[ourplace] 'hollywood wives' novelist jackie collins dies

  • From: "Marty Rimpau" <mrimpau@xxxxxxxxxxxxxx>
  • To: "our place list" <ourplace@xxxxxxxxxxxxx>
  • Date: Sun, 20 Sep 2015 06:46:24 -0700

'Hollywood Wives' novelist Jackie Collins dies . LOS ANGELES - Jackie
Collins, the best-selling author of dozens of novels including
"Hollywood Wives" that dramatized the lifestyles of the rich and the
treacherous, died Saturday. Ms. Collins died of breast cancer in Los
Angeles, publicist Melody Korenbrot said. Ms. Collins was 77. "She
lived a wonderfully full life and was adored by her family, friends,
and the millions of readers who she has been entertaining for over 4
decades," Ms. Collins's family said in a statement. "She was a true
inspiration, a trailblazer for women in fiction and a creative force.
She will live on through her characters but we already miss her beyond
words. Unlike her older sister Joan Collins, the "Dynasty" actress who
was a direct part of the 1980s Hollywood glitterati, Jackie Collins
chose to document LA lives in her pulpy, page-turning fiction. Ms.
Collins wrote what she knew, and that meant stories of sex, glamour,
power, and more sex, a lot more sex. She began her literary career
saying more than some wanted to hear, and eventually became the kind of
author from whom readers could never get enough, providing a precursor
to the culture of "Desperate Housewives" and "The Real Housewives of
Beverly Hills. Ms. Collins said in a 2011 interview that she "never
felt bashful writing about sex. "As a writer, you can never think about
who is going to read your books. Is it going to be my mom? My children?
A lot of people say to me, 'Oh, I read your books under a cover with a
flashlight when I was really young and I learned everything I know
about sex from you.' . . . I think I've helped people's sex lives. Sex
is a driving force in the world so I don't think it's unusual that I
write about sex. I try to make it erotic, too. Born Jacqueline Jill
Collins in London in 1937, her first novel, "The World is Full of
Married Men," was a story of sex and show business set in the "Swinging
London" of the mid-1960s. It came out in 1968 and became a scandalous
best-seller, banned in Australia and condemned by romance writer
Barbara Cartland. "Barbara Cartland said to me, 'Oh, Miss Collins, your
books are filthy and disgusting and you are responsible for all the
perverts in England,' " Ms. Collins told Porter Magazine in 2014. "I
pause for a few moments and said, 'Thank you.' Ms. Collins followed in
the 1970s with books like "The World is Full of Divorced Women" and
"Lovers & Gamblers. By the 1980s, she had moved to Los Angeles and
turned out the 1983 novel she is still best known for, "Hollywood
Wives," which has sold more than 15 million copies.
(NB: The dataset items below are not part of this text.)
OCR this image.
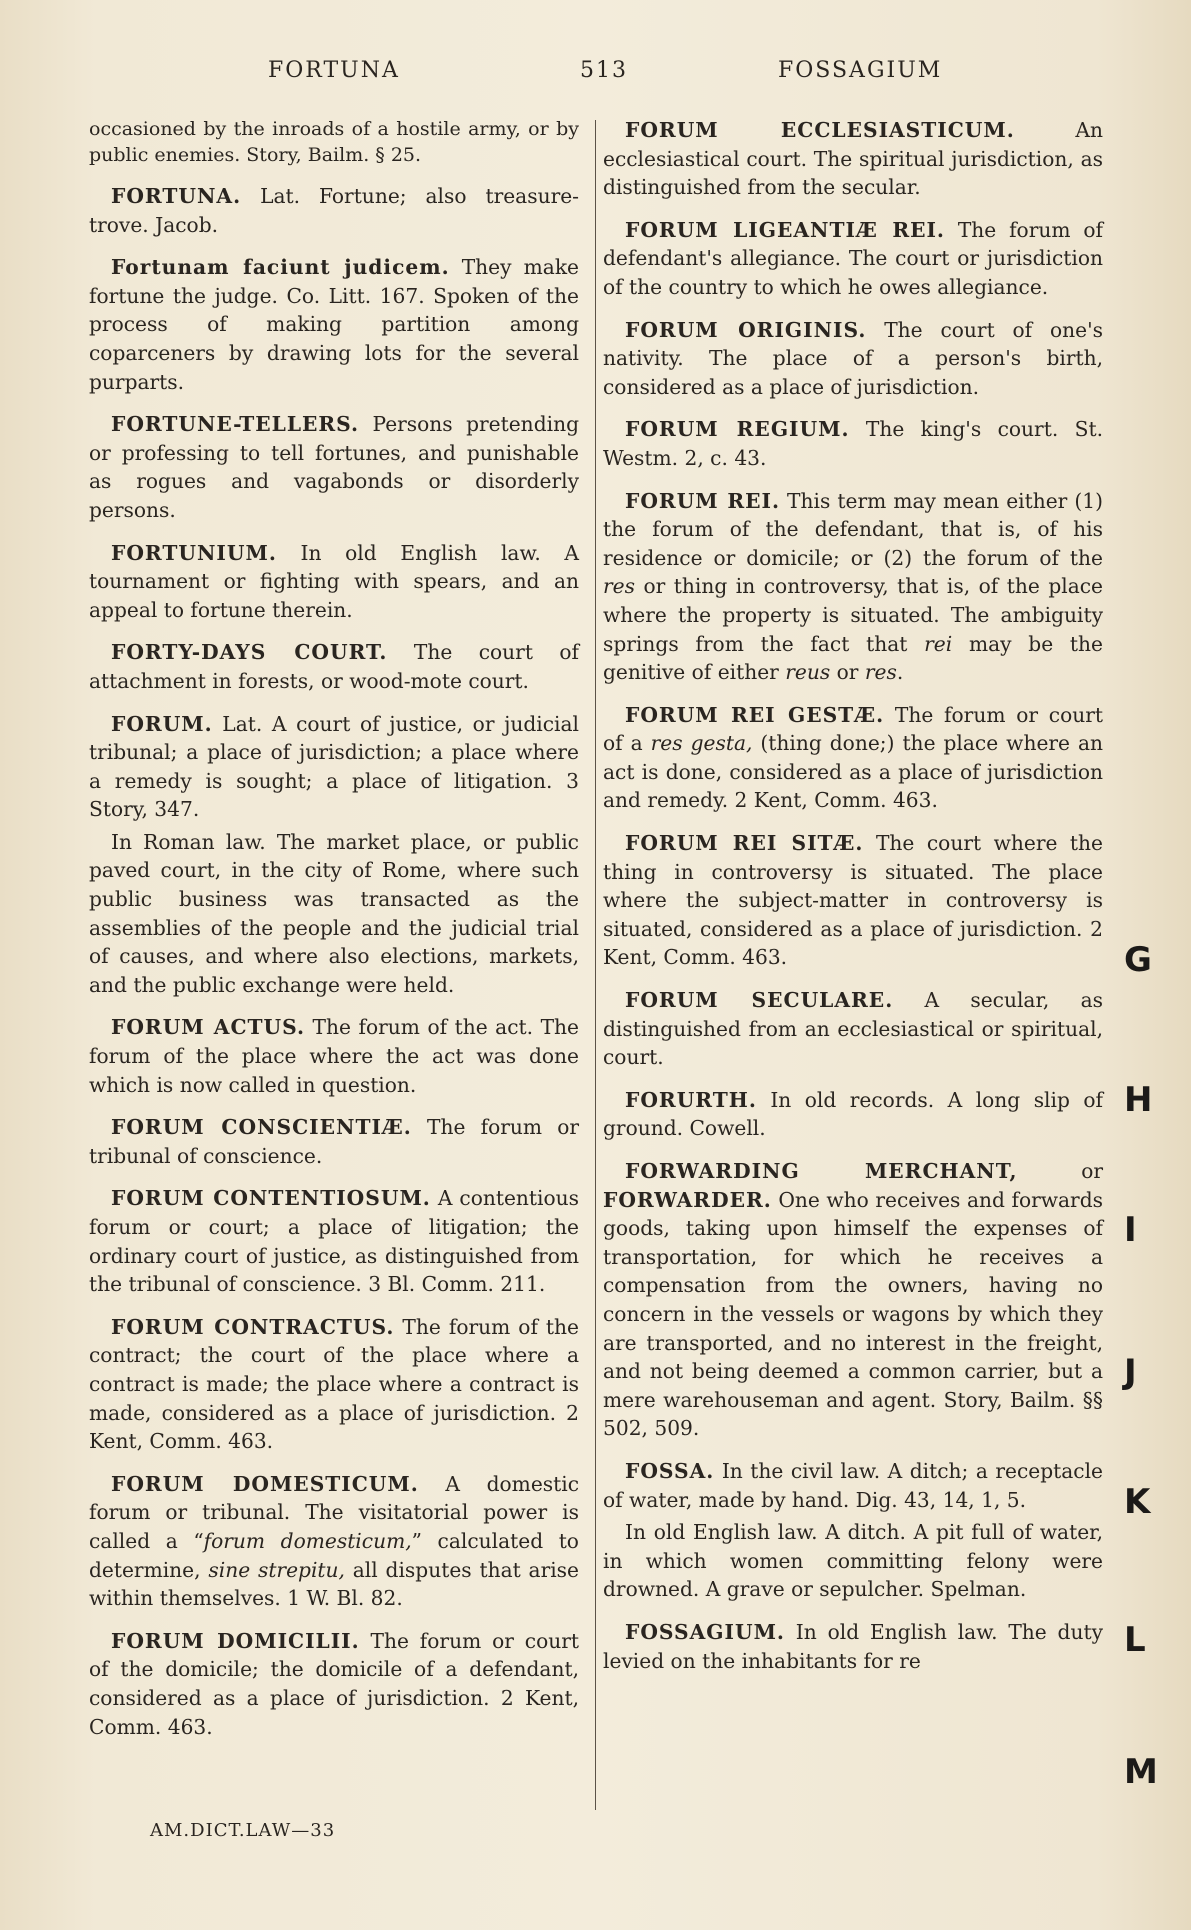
FORTUNA	513	FOSSAGIUM

occasioned by the inroads of a hostile army, or by public enemies. Story, Bailm. § 25.

FORTUNA. Lat. Fortune; also treasure-trove. Jacob.

Fortunam faciunt judicem. They make fortune the judge. Co. Litt. 167. Spoken of the process of making partition among coparceners by drawing lots for the several purparts.

FORTUNE-TELLERS. Persons pretending or professing to tell fortunes, and punishable as rogues and vagabonds or disorderly persons.

FORTUNIUM. In old English law. A tournament or fighting with spears, and an appeal to fortune therein.

FORTY-DAYS COURT. The court of attachment in forests, or wood-mote court.

FORUM. Lat. A court of justice, or judicial tribunal; a place of jurisdiction; a place where a remedy is sought; a place of litigation. 3 Story, 347.

In Roman law. The market place, or public paved court, in the city of Rome, where such public business was transacted as the assemblies of the people and the judicial trial of causes, and where also elections, markets, and the public exchange were held.

FORUM ACTUS. The forum of the act. The forum of the place where the act was done which is now called in question.

FORUM CONSCIENTIÆ. The forum or tribunal of conscience.

FORUM CONTENTIOSUM. A contentious forum or court; a place of litigation; the ordinary court of justice, as distinguished from the tribunal of conscience. 3 Bl. Comm. 211.

FORUM CONTRACTUS. The forum of the contract; the court of the place where a contract is made; the place where a contract is made, considered as a place of jurisdiction. 2 Kent, Comm. 463.

FORUM DOMESTICUM. A domestic forum or tribunal. The visitatorial power is called a “forum domesticum,” calculated to determine, sine strepitu, all disputes that arise within themselves. 1 W. Bl. 82.

FORUM DOMICILII. The forum or court of the domicile; the domicile of a defendant, considered as a place of jurisdiction. 2 Kent, Comm. 463.

FORUM ECCLESIASTICUM. An ecclesiastical court. The spiritual jurisdiction, as distinguished from the secular.

FORUM LIGEANTIÆ REI. The forum of defendant's allegiance. The court or jurisdiction of the country to which he owes allegiance.

FORUM ORIGINIS. The court of one's nativity. The place of a person's birth, considered as a place of jurisdiction.

FORUM REGIUM. The king's court. St. Westm. 2, c. 43.

FORUM REI. This term may mean either (1) the forum of the defendant, that is, of his residence or domicile; or (2) the forum of the res or thing in controversy, that is, of the place where the property is situated. The ambiguity springs from the fact that rei may be the genitive of either reus or res.

FORUM REI GESTÆ. The forum or court of a res gesta, (thing done;) the place where an act is done, considered as a place of jurisdiction and remedy. 2 Kent, Comm. 463.

FORUM REI SITÆ. The court where the thing in controversy is situated. The place where the subject-matter in controversy is situated, considered as a place of jurisdiction. 2 Kent, Comm. 463.

FORUM SECULARE. A secular, as distinguished from an ecclesiastical or spiritual, court.

FORURTH. In old records. A long slip of ground. Cowell.

FORWARDING MERCHANT, or FORWARDER. One who receives and forwards goods, taking upon himself the expenses of transportation, for which he receives a compensation from the owners, having no concern in the vessels or wagons by which they are transported, and no interest in the freight, and not being deemed a common carrier, but a mere warehouseman and agent. Story, Bailm. §§ 502, 509.

FOSSA. In the civil law. A ditch; a receptacle of water, made by hand. Dig. 43, 14, 1, 5.

In old English law. A ditch. A pit full of water, in which women committing felony were drowned. A grave or sepulcher. Spelman.

FOSSAGIUM. In old English law. The duty levied on the inhabitants for re

AM.DICT.LAW—33
G
H
I
J
K
L
M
It came at the same
time that her sister hit the height of her own fame on "Dynasty.
"Dynasty" producer Aaron Spelling would also produce the 1985 hit TV
miniseries of "Hollywood Wives," which featured Candice Bergen, Angie
Dickinson, and Suzanne Somers, among others. It led to follow-ups like
"Hollywood Husbands" (1986), "Hollywood Kids" (1984), and Hollywood
Wives: The New Generation (2001). The book made Jackie Collins a
celebrity in her own right, and she loved the part, looking, living,
and behaving more like an actress than an author. In many ways her own
persona was her greatest character. Ms. Collins embraced Twitter in her
later years, and loved the engagement with her more than 150,000
followers. "I love tweeting. I have so much fun with my fans," she said
in 2011. "I've asked them for reviews. I answer people's questions.
Sometimes I'll do a little survey and say, 'Who is hot this week? "
Many were using Twitter to mourn her Saturday night, including Oprah
Winfrey who Tweeted "RIP Jackie Collins. I always loved our interviews.
Ms. Collins's books didn't stick strictly to Hollywood. She penned a
series of Mafia novels documenting the lives of the Santangelo family,
focusing on its patriarch, Gino, and his daughter Lucky. She wrote nine
novels based on her family including her last, "The Santangelos,"
published this year. Ms. Collins told People magazine, which first
reported her death Saturday, in her final interview Sept. 14 that she
had been diagnosed with breast cancer over six years ago, but had
chosen to keep the news among family, confiding mainly in her three
daughters, 54-year-old Tracy, 48-year-old Tiffany, and 46-year-old
Rory. Ms. Collins was married twice, the second time to art gallery and
nightclub owner Oscar Lerman in 1965. Lerman died in 1992. She was then
engaged to Los Angeles businessman Frank Calcagnini, who died in 1998.